ECLI:NL:RBDHA:2024:2551

Rechtbank Den Haag

Datum uitspraak
1 maart 2024
Publicatiedatum
28 februari 2024
Zaaknummer
NL24.3911, NL24.3912
Instantie
Rechtbank Den Haag
Type
Uitspraak
Rechtsgebied
Bestuursrecht; Vreemdelingenrecht
Procedures
  • Voorlopige voorziening
Rechters
Vindplaatsen
  • Rechtspraak.nl
AI samenvatting door LexboostAutomatisch gegenereerd

Asielaanvraag van eiser met Somalische nationaliteit afgewezen; rechtbank oordeelt dat de Somalische identiteit voldoende is onderbouwd

In deze uitspraak beoordeelt de Rechtbank Den Haag het beroep van eiser tegen de afwijzing van zijn asielaanvraag door de staatssecretaris van Justitie en Veiligheid. Eiser, die stelt Somalische nationaliteit te hebben, diende op 11 januari 2024 een aanvraag in voor een verblijfsvergunning asiel. Deze aanvraag werd op 2 februari 2024 afgewezen als kennelijk ongegrond. Eiser heeft hiertegen beroep ingesteld en verzocht om een voorlopige voorziening. Tijdens de zitting op 27 februari 2024 heeft de rechtbank de zaak behandeld, waarbij eiser en zijn gemachtigde aanwezig waren, evenals de gemachtigde van verweerder en een tolk.

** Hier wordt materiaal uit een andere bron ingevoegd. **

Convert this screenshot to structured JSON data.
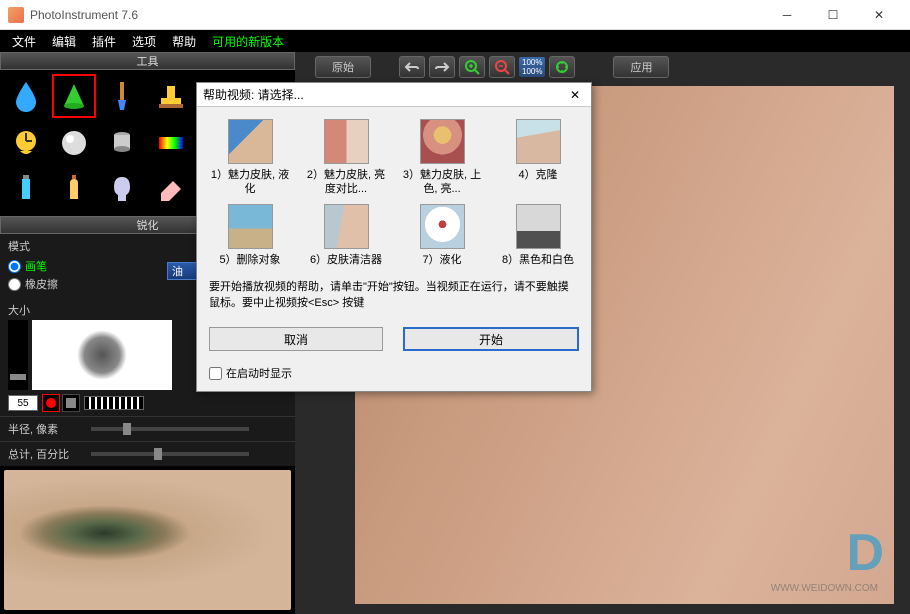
{
  "window": {
    "title": "PhotoInstrument 7.6"
  },
  "menu": {
    "file": "文件",
    "edit": "编辑",
    "plugin": "插件",
    "options": "选项",
    "help": "帮助",
    "new_version": "可用的新版本"
  },
  "panels": {
    "tools_title": "工具",
    "sharpen_title": "锐化"
  },
  "mode": {
    "label": "模式",
    "brush": "画笔",
    "eraser": "橡皮擦",
    "combo": "油"
  },
  "size": {
    "label": "大小",
    "value": "55"
  },
  "sliders": {
    "radius_label": "半径, 像素",
    "radius_val": "",
    "total_label": "总计, 百分比",
    "total_val": ""
  },
  "toolbar": {
    "original": "原始",
    "apply": "应用",
    "zoom1": "100%",
    "zoom2": "100%"
  },
  "dialog": {
    "title": "帮助视频: 请选择...",
    "videos": [
      {
        "label": "1）魅力皮肤, 液化"
      },
      {
        "label": "2）魅力皮肤, 亮度对比..."
      },
      {
        "label": "3）魅力皮肤, 上色, 亮..."
      },
      {
        "label": "4）克隆"
      },
      {
        "label": "5）删除对象"
      },
      {
        "label": "6）皮肤清洁器"
      },
      {
        "label": "7）液化"
      },
      {
        "label": "8）黑色和白色"
      }
    ],
    "message": "要开始播放视频的帮助，请单击\"开始\"按钮。当视频正在运行，请不要触摸鼠标。要中止视频按<Esc> 按键",
    "cancel": "取消",
    "start": "开始",
    "show_startup": "在启动时显示"
  },
  "watermark": {
    "url": "WWW.WEIDOWN.COM"
  }
}
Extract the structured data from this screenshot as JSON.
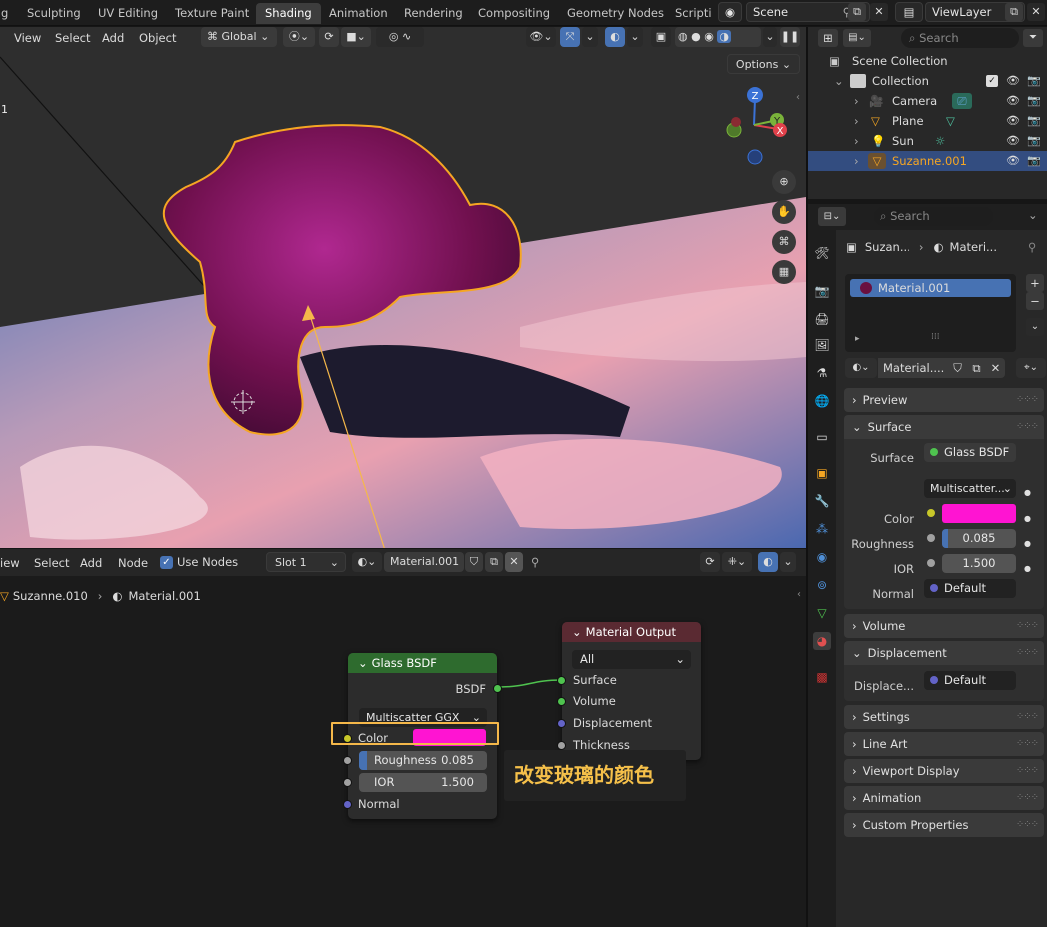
{
  "workspace_tabs": [
    "g",
    "Sculpting",
    "UV Editing",
    "Texture Paint",
    "Shading",
    "Animation",
    "Rendering",
    "Compositing",
    "Geometry Nodes",
    "Scripti"
  ],
  "active_tab": "Shading",
  "scene_name": "Scene",
  "view_layer": "ViewLayer",
  "viewport": {
    "menus": [
      "View",
      "Select",
      "Add",
      "Object"
    ],
    "transform_orientation": "Global",
    "options_label": "Options",
    "edge_text": "1",
    "gizmo_axes": {
      "z": "Z",
      "y": "Y",
      "x": "X"
    }
  },
  "outliner": {
    "search_placeholder": "Search",
    "scene_collection": "Scene Collection",
    "collection": "Collection",
    "items": [
      "Camera",
      "Plane",
      "Sun",
      "Suzanne.001"
    ],
    "selected": "Suzanne.001"
  },
  "node_editor": {
    "menus": [
      "iew",
      "Select",
      "Add",
      "Node"
    ],
    "use_nodes_label": "Use Nodes",
    "slot": "Slot 1",
    "material": "Material.001",
    "breadcrumb": [
      "Suzanne.010",
      "Material.001"
    ],
    "glass_node": {
      "title": "Glass BSDF",
      "output": "BSDF",
      "distribution": "Multiscatter GGX",
      "color_label": "Color",
      "color": "#ff14d2",
      "roughness_label": "Roughness",
      "roughness": "0.085",
      "ior_label": "IOR",
      "ior": "1.500",
      "normal_label": "Normal"
    },
    "output_node": {
      "title": "Material Output",
      "target": "All",
      "inputs": [
        "Surface",
        "Volume",
        "Displacement",
        "Thickness"
      ]
    },
    "annotation": "改变玻璃的颜色"
  },
  "properties": {
    "search_placeholder": "Search",
    "breadcrumb": [
      "Suzan...",
      "Materi..."
    ],
    "material_slot": "Material.001",
    "material_field": "Material....",
    "panels": {
      "preview": "Preview",
      "surface": "Surface",
      "volume": "Volume",
      "displacement": "Displacement",
      "settings": "Settings",
      "line_art": "Line Art",
      "viewport_display": "Viewport Display",
      "animation": "Animation",
      "custom_properties": "Custom Properties"
    },
    "surface_label": "Surface",
    "surface_shader": "Glass BSDF",
    "distribution": "Multiscatter...",
    "color_label": "Color",
    "color": "#ff14d2",
    "roughness_label": "Roughness",
    "roughness": "0.085",
    "ior_label": "IOR",
    "ior": "1.500",
    "normal_label": "Normal",
    "normal_value": "Default",
    "displacement_label": "Displace...",
    "displacement_value": "Default"
  },
  "colors": {
    "accent": "#4772b3",
    "selection_orange": "#f5a623",
    "glass_header": "#2e6b2e",
    "output_header": "#5a2a32",
    "socket_yellow": "#c7c729",
    "socket_green": "#4fc34f",
    "socket_grey": "#a1a1a1",
    "socket_purple": "#6363c7"
  }
}
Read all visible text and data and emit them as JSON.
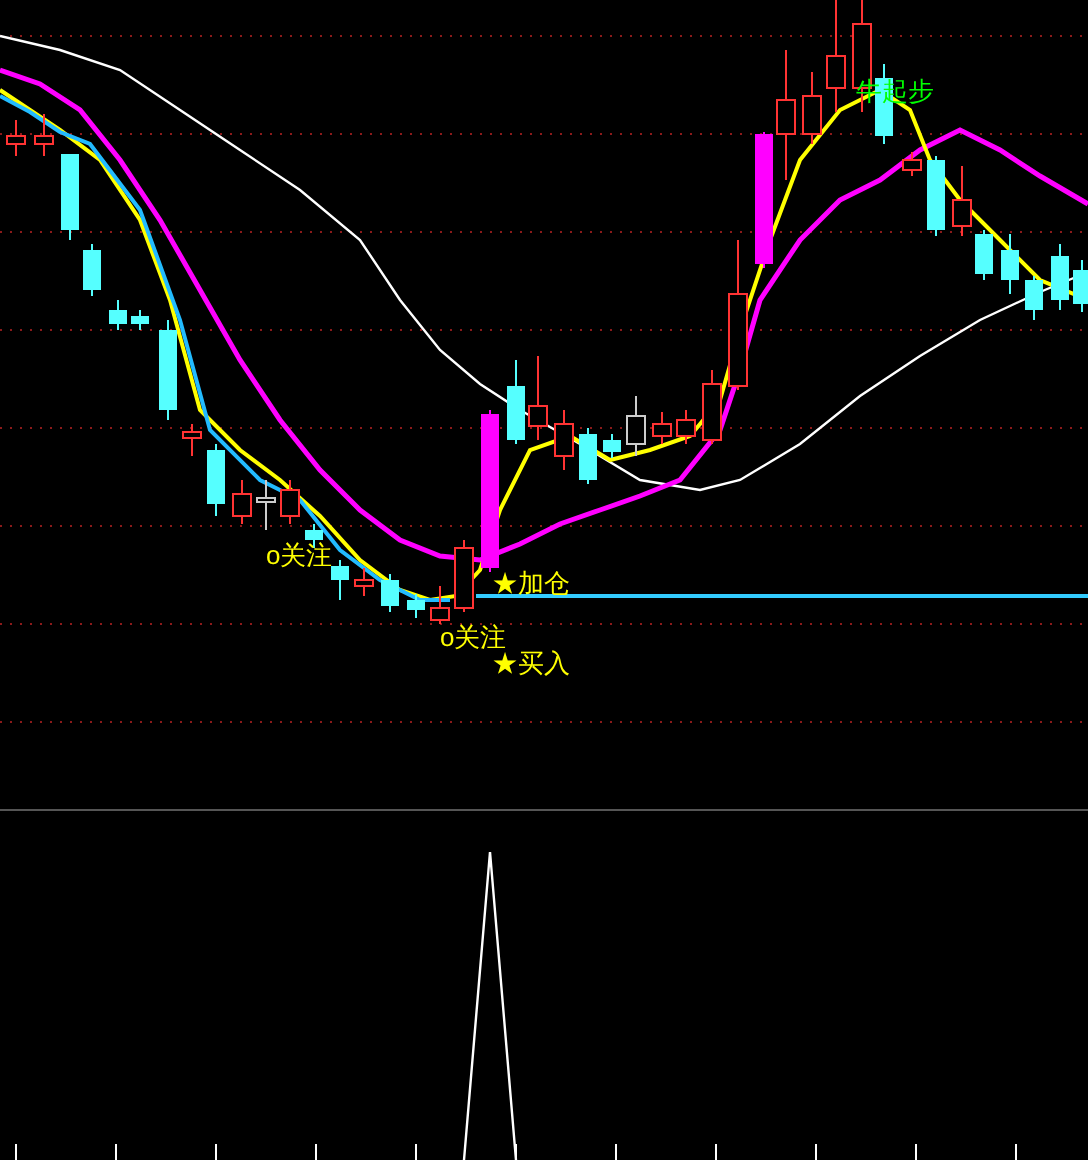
{
  "signals": [
    {
      "text": "牛起步",
      "color": "#00ff00"
    },
    {
      "text": "o关注",
      "color": "#ffff00"
    },
    {
      "text": "★加仓",
      "color": "#ffff00"
    },
    {
      "text": "o关注",
      "color": "#ffff00"
    },
    {
      "text": "★买入",
      "color": "#ffff00"
    }
  ]
}
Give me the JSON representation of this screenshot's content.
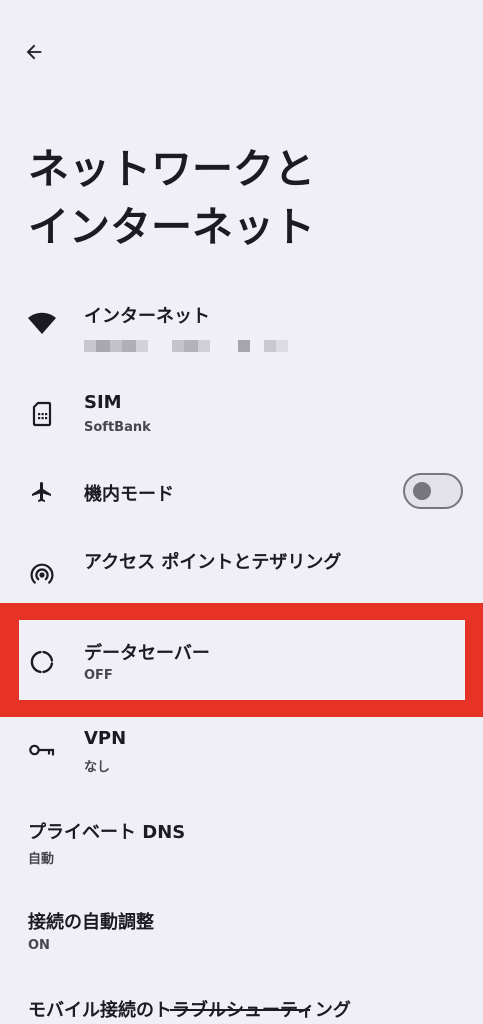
{
  "header": {
    "back_icon": "arrow-back-icon",
    "title": "ネットワークと\nインターネット"
  },
  "settings": {
    "internet": {
      "title": "インターネット",
      "icon": "wifi-icon",
      "summary_blurred": true
    },
    "sim": {
      "title": "SIM",
      "summary": "SoftBank",
      "icon": "sim-card-icon"
    },
    "airplane": {
      "title": "機内モード",
      "icon": "airplane-icon",
      "toggle_on": false
    },
    "hotspot": {
      "title": "アクセス ポイントとテザリング",
      "icon": "hotspot-icon"
    },
    "data_saver": {
      "title": "データセーバー",
      "summary": "OFF",
      "icon": "data-saver-icon",
      "highlighted": true
    },
    "vpn": {
      "title": "VPN",
      "summary": "なし",
      "icon": "vpn-key-icon"
    },
    "private_dns": {
      "title": "プライベート DNS",
      "summary": "自動"
    },
    "adaptive": {
      "title": "接続の自動調整",
      "summary": "ON"
    },
    "troubleshoot": {
      "title": "モバイル接続のトラブルシューティング"
    }
  },
  "colors": {
    "background": "#f0eff5",
    "text_primary": "#1b1b21",
    "text_secondary": "#45464f",
    "highlight": "#e63325",
    "toggle_outline": "#77767f"
  }
}
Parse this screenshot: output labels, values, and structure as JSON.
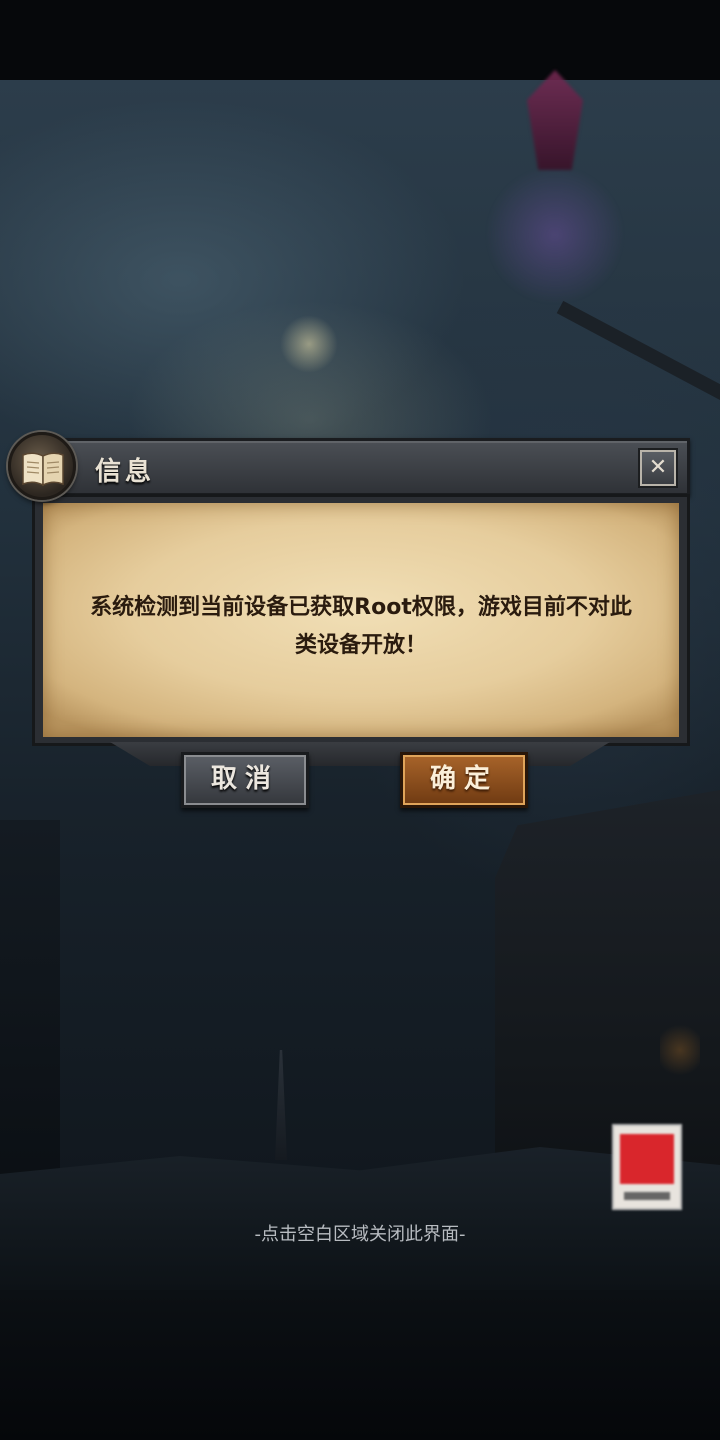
{
  "dialog": {
    "title": "信息",
    "message": "系统检测到当前设备已获取Root权限，游戏目前不对此类设备开放！",
    "cancel_label": "取消",
    "confirm_label": "确定",
    "close_icon": "close-icon",
    "header_icon": "book-icon"
  },
  "footer": {
    "hint": "-点击空白区域关闭此界面-"
  },
  "colors": {
    "parchment": "#e6cd9d",
    "confirm_button": "#a8642a",
    "cancel_button": "#4a4d53",
    "header": "#3f4247",
    "message_text": "#2a1b0e"
  }
}
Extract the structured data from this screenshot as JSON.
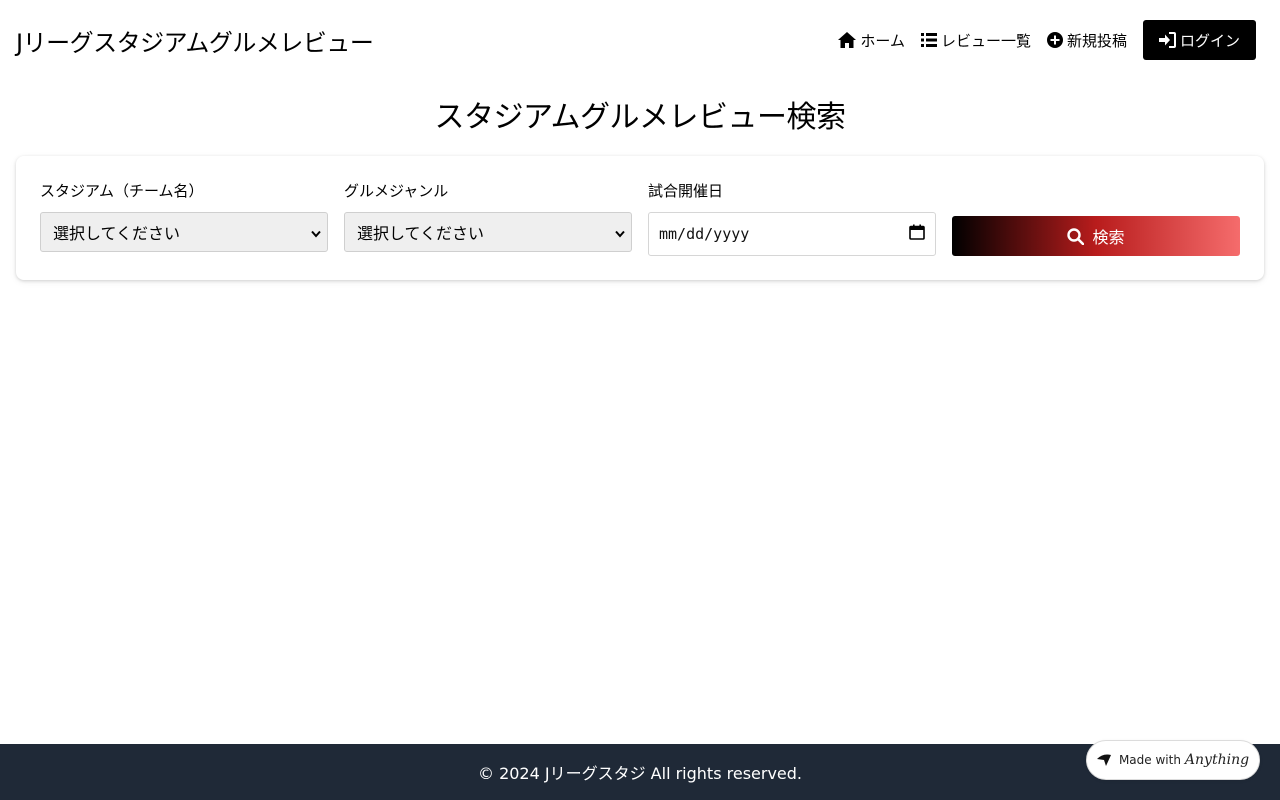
{
  "header": {
    "site_title": "Jリーグスタジアムグルメレビュー",
    "nav": [
      {
        "label": "ホーム",
        "icon": "home-icon"
      },
      {
        "label": "レビュー一覧",
        "icon": "list-icon"
      },
      {
        "label": "新規投稿",
        "icon": "plus-circle-icon"
      }
    ],
    "login_label": "ログイン",
    "login_icon": "sign-in-icon"
  },
  "main": {
    "heading": "スタジアムグルメレビュー検索",
    "search_form": {
      "stadium_label": "スタジアム（チーム名）",
      "stadium_value": "選択してください",
      "genre_label": "グルメジャンル",
      "genre_value": "選択してください",
      "date_label": "試合開催日",
      "date_placeholder": "mm/dd/yyyy",
      "search_label": "検索"
    }
  },
  "footer": {
    "copyright": "© 2024 Jリーグスタジ All rights reserved."
  },
  "badge": {
    "made_with": "Made with",
    "brand": "Anything"
  },
  "colors": {
    "footer_bg": "#1f2937",
    "login_bg": "#000000",
    "search_gradient_start": "#000000",
    "search_gradient_end": "#f56c6c"
  }
}
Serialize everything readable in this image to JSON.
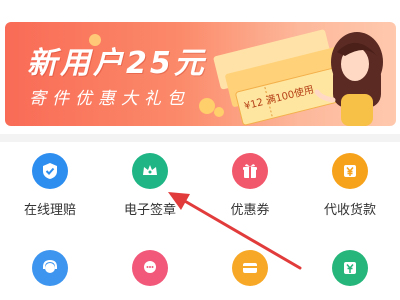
{
  "banner": {
    "title": "新用户25元",
    "subtitle": "寄件优惠大礼包",
    "ticket_text": "¥12 满100使用",
    "colors": {
      "start": "#f96b56",
      "end": "#ffc9ae"
    }
  },
  "services": [
    {
      "label": "在线理赔",
      "icon": "shield-check-icon",
      "color": "#2d8ef0"
    },
    {
      "label": "电子签章",
      "icon": "crown-icon",
      "color": "#1fb585"
    },
    {
      "label": "优惠券",
      "icon": "gift-icon",
      "color": "#f2586b"
    },
    {
      "label": "代收货款",
      "icon": "yuan-icon",
      "color": "#f7a21b"
    },
    {
      "label": "",
      "icon": "headset-icon",
      "color": "#3d95ef"
    },
    {
      "label": "",
      "icon": "chat-icon",
      "color": "#f2587a"
    },
    {
      "label": "",
      "icon": "card-icon",
      "color": "#f7a826"
    },
    {
      "label": "",
      "icon": "yuan-note-icon",
      "color": "#26b57a"
    }
  ]
}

Eiser heeft zijn Somalische identiteit onderbouwd met een origineel Somalisch paspoort en andere documenten, maar verweerder heeft deze identiteit als ongeloofwaardig bestempeld en vasthouden aan de Tanzaniaanse nationaliteit van eiser. De rechtbank oordeelt echter dat eiser zijn Somalische nationaliteit voldoende heeft aangetoond, onder andere door het overleggen van zijn geboorteakte en identiteitsdocumenten van zijn familie. De rechtbank concludeert dat het bestreden besluit onzorgvuldig is voorbereid en ondeugdelijk gemotiveerd.

De rechtbank verklaart het beroep gegrond, vernietigt het bestreden besluit en draagt verweerder op om opnieuw op de asielaanvraag van eiser te beslissen. Tevens wordt verweerder veroordeeld in de proceskosten tot een bedrag van €1.750,-. Het verzoek om een voorlopige voorziening wordt afgewezen, nu de uitspraak in het beroep is gedaan.

Uitspraak

RECHTBANK DEN HAAG
Bestuursrecht
zaaknummers: NL24.3911 (beroep) en NL24.3912 (voorlopige voorziening).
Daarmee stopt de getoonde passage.